September 1752 (270 Years Ago)
Lewis Hallam’s theatrical company, transplanted from England in 1752, staged a performance of Shakespeare’s Merchant of Venice in Williamsburg, Va., on Sept. 15, 1752. The arrival of Hallam’s company heralded the beginning of professional theatrical performance in the early United States. Lewis Hallam, born into a family of theatrical performers, struggled to gain a foothold on England’s stages and crossed the pond to seek his fortune in the fertile colonies. Despite early colonial social and political resistance to theatre—the Continental Congress would ban theatrical performance in 1774—the Hallam Company, later called the American and Old American Company, would go on to monopolize theatrical performance in the young nation. Lewis Hallam Jr. and the American Company staged the first play in New York by a homegrown playwright, 1767’s The Prince of Parthia, written by Thomas Godfrey of Philadelphia.
September 1917 (105 Years Ago)
Following the opening of the Booth and Shubert theatres in 1913, theatrical producer/entrepreneurs Lee and Jacob Shubert opened the Broadhurst at 235 West 44th Street in Manhattan on Sept. 27, 1917, with George Bernard Shaw’s Misalliance. The theatre was first leased from the Shuberts by theatrical producer and playwright George Broadhurst as a space to stage his own works; the theatre was named after its first leasee. The Broadhurst became an early jewel in the theatrical crown of the Shubert family, who would quickly monopolize theatrical space in New York and beyond, owning 86 theatres, and operating or managing over 1,000 theatres across the country by the 1920s. In 1929, the Shuberts took control of the theatre from Broadhurst and have managed it since.
September 1967 (55 Years Ago)
Under founding artistic director Gordon Davidson, Center Theatre Group opened the Ahmanson Theatre in Los Angeles with Eugene O’Neill’s unfinished play More Stately Mansions. This U.S. premiere of the play was directed by José Quintero and starred Ingrid Bergman, Arthur Hill, and Colleen Dewhurst. O’Neill had begun writing the work as a follow-up to his 1942 play A Touch of the Poet, and both were part of a larger nine-play cycle called A Tale of Possessors Self-Dispossessed. Despite his demands that More Stately Mansions never be published or performed, his widow, Carlotta Monterey, gave permission for the work to be produced a mere nine years after his passing. The Center Theatre Group production later opened on Broadway at the Broadhurst Theatre in November 1967 and ran for 142 performances.
September 1992 (30 Years Ago)
A special concert event called Friends of Gilda was staged at Toronto’s Elgin Theatre on Sept. 26 and filmed by the Canadian Broadcast Company for later airing. The event served as a tribute to the late Gilda Radner of Saturday Night Live and was a fundraiser for research and prevention of ovarian cancer, which had cut Gilda’s life short in 1989. Friends of Gilda brought together a now-legendary cast of Godspell, who had first taken the stage together in 30 years earlier in April 1972 at the Royal Alexandra Theatre in Toronto. The young cast had included Victor Garber as Jesus, Eugene Levy as Herb, Andrea Martin as Robin, Gilda Radner as Gilmer, Martin Short as Jeffrey, with music direction by Paul Schaffer and stage direction by John-Michael Tebelak. Friends of Gilda included the surviving reunited cast singing songs from the show and remembering the short but bright light of actor and comedian Radner.

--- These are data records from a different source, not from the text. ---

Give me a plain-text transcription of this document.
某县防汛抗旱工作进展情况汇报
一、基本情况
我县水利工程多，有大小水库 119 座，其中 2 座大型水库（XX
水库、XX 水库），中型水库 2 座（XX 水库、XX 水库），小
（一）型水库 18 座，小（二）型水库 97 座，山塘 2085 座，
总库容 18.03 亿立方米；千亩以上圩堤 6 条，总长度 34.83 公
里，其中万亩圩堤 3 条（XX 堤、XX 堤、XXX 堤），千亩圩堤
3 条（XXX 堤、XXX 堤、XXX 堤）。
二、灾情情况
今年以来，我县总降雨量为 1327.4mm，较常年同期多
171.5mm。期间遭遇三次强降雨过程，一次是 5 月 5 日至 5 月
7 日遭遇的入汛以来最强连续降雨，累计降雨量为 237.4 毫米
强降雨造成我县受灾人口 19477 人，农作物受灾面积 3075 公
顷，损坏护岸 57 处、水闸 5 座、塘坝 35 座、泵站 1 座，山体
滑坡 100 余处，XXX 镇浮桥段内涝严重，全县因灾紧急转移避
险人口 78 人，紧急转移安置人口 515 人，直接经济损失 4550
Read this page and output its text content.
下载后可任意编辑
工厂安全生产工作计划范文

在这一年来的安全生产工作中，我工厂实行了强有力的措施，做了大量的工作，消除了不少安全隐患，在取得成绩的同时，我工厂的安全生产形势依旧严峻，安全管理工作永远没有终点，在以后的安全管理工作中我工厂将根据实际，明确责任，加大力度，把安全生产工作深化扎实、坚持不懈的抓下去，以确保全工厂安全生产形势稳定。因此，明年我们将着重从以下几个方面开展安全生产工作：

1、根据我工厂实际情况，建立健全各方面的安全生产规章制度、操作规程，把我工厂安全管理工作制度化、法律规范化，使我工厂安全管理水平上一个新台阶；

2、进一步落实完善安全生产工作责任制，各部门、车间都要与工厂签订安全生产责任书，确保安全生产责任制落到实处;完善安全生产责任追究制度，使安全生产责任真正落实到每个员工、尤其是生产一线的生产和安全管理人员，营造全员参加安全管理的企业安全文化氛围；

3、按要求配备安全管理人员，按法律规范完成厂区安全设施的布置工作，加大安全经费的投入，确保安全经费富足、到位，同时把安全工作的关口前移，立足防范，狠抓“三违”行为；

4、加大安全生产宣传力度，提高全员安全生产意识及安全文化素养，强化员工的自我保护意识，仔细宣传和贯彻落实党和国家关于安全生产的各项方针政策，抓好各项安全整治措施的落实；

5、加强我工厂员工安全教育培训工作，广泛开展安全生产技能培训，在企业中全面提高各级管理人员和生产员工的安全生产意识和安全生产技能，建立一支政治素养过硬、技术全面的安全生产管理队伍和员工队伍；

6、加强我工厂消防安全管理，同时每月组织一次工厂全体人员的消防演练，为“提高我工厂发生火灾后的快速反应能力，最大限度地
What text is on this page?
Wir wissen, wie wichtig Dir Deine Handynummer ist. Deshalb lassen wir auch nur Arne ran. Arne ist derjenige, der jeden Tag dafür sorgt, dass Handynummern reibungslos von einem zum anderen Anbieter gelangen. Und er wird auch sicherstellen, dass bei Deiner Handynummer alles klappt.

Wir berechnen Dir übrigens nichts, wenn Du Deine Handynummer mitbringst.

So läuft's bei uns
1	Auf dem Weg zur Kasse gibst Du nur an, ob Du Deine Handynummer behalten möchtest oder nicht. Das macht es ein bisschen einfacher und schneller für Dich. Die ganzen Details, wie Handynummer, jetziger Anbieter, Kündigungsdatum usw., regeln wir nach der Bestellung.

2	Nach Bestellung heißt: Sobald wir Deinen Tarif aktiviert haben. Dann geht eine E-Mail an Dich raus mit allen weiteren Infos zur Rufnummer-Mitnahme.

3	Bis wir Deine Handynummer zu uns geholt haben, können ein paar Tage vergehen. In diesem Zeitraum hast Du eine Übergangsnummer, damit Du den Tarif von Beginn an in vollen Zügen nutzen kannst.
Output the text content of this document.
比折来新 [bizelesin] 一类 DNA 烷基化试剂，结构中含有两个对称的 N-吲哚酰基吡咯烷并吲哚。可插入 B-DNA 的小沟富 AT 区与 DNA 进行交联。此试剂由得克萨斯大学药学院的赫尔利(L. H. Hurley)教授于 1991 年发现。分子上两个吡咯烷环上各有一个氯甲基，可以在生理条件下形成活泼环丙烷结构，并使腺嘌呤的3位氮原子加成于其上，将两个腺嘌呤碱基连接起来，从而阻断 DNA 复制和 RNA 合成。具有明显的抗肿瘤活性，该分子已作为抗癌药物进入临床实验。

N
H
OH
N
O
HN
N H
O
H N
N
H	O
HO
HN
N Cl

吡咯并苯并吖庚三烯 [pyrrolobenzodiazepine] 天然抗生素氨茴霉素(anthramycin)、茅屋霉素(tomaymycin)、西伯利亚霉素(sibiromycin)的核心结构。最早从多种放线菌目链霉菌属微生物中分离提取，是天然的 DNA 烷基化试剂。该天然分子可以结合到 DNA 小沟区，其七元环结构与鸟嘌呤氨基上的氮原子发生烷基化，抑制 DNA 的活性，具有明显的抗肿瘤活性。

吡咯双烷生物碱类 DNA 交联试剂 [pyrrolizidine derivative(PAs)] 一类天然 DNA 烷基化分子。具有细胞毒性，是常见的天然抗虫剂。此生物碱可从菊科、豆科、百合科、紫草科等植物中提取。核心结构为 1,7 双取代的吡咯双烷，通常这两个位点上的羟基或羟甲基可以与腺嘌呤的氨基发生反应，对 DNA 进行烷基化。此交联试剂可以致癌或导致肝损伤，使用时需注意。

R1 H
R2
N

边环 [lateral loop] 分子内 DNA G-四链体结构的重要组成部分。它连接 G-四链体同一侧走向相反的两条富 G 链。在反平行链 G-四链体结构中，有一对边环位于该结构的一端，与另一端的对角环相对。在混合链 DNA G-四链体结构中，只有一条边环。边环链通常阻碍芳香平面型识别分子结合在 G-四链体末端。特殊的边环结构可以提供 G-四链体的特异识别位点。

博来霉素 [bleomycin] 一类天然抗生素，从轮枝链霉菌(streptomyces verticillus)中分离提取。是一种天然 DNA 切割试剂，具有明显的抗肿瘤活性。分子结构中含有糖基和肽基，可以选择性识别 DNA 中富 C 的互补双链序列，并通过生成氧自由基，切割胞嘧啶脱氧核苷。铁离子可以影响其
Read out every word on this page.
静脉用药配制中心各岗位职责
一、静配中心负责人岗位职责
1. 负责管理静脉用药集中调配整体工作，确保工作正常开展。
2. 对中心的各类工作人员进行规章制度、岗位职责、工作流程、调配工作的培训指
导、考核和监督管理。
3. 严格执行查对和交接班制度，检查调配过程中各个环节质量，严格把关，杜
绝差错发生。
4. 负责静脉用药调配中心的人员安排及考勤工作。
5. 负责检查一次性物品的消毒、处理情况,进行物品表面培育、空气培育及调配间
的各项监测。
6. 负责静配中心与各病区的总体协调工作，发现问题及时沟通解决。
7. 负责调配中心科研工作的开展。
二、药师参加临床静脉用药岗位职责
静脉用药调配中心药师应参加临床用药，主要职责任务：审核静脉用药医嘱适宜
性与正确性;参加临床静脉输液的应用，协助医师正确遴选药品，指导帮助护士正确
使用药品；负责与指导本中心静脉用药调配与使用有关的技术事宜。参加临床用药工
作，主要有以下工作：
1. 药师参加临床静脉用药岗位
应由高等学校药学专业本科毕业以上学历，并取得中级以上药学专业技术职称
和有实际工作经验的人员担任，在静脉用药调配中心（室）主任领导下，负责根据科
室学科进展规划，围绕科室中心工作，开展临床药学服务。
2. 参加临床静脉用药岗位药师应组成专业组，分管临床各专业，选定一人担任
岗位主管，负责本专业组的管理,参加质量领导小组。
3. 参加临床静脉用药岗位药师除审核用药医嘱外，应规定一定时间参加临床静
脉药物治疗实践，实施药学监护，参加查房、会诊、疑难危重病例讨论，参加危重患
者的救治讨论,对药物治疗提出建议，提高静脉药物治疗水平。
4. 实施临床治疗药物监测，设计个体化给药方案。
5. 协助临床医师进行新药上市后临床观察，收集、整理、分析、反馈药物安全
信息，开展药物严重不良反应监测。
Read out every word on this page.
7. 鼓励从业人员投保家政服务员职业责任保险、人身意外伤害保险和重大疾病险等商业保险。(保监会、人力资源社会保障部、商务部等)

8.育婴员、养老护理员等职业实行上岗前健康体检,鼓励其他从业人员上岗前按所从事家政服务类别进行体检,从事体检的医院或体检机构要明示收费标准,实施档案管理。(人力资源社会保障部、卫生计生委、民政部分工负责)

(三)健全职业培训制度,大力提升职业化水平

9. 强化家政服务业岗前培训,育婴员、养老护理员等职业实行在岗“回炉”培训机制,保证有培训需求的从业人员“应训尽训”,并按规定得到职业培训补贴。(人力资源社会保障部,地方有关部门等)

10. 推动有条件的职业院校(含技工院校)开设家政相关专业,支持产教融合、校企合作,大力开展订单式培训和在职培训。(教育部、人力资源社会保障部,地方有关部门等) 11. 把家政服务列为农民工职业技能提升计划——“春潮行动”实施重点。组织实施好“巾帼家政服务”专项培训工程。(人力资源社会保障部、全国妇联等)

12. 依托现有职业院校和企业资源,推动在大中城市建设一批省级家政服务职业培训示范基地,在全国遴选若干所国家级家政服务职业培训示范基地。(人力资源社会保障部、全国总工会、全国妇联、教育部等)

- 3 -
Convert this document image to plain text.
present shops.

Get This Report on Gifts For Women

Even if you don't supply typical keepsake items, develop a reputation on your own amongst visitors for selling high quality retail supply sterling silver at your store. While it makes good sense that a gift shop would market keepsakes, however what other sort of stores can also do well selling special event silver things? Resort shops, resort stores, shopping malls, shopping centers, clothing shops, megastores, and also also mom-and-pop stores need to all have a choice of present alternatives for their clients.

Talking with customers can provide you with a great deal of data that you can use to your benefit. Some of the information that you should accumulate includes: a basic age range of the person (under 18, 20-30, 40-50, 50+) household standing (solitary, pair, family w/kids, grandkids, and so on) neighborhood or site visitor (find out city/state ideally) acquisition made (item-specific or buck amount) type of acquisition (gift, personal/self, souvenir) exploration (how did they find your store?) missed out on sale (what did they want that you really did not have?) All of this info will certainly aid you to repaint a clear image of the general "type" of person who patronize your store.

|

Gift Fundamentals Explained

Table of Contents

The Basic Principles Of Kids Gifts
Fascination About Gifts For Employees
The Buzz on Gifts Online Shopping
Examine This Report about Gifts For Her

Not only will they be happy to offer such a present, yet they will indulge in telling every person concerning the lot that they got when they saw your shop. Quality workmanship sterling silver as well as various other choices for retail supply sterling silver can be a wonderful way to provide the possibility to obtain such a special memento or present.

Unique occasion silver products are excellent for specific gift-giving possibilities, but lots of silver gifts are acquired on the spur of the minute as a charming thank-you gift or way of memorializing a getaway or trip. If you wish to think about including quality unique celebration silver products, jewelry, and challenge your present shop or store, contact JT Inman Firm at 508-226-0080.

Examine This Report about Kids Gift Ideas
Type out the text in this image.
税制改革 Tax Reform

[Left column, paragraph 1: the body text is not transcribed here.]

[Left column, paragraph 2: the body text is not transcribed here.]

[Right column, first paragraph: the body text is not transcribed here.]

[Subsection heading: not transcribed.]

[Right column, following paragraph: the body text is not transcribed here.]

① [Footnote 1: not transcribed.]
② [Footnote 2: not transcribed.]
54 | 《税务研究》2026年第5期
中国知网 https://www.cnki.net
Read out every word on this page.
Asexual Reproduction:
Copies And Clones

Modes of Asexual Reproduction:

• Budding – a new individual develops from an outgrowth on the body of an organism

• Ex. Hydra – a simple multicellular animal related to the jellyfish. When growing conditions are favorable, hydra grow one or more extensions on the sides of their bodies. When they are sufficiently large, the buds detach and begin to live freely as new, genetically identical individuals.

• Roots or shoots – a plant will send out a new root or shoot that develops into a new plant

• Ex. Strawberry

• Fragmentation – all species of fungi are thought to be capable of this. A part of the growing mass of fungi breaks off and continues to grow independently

September 2017 (5 Years Ago)
The Chicago Latino Theatre Alliance inaugurated Destinos, the first Chicago International Latino Theater Festival on Sept. 29. The CLTA, under co-founder and executive director Myrna Salazar, brought together 11 productions, staged at various locations across Chicago, from Steppenwolf’s 1700 Theatre to Victory Gardens and the National Museum of Mexican Art. The Alliance aimed to highlight the work of Latino artists, who, as Salazar noted, are often, “relegated to a second position” in the theatrical fabric of Chicago. Destinos has continued and will present 13 productions at this year’s festival. Salazar passed in August of this year.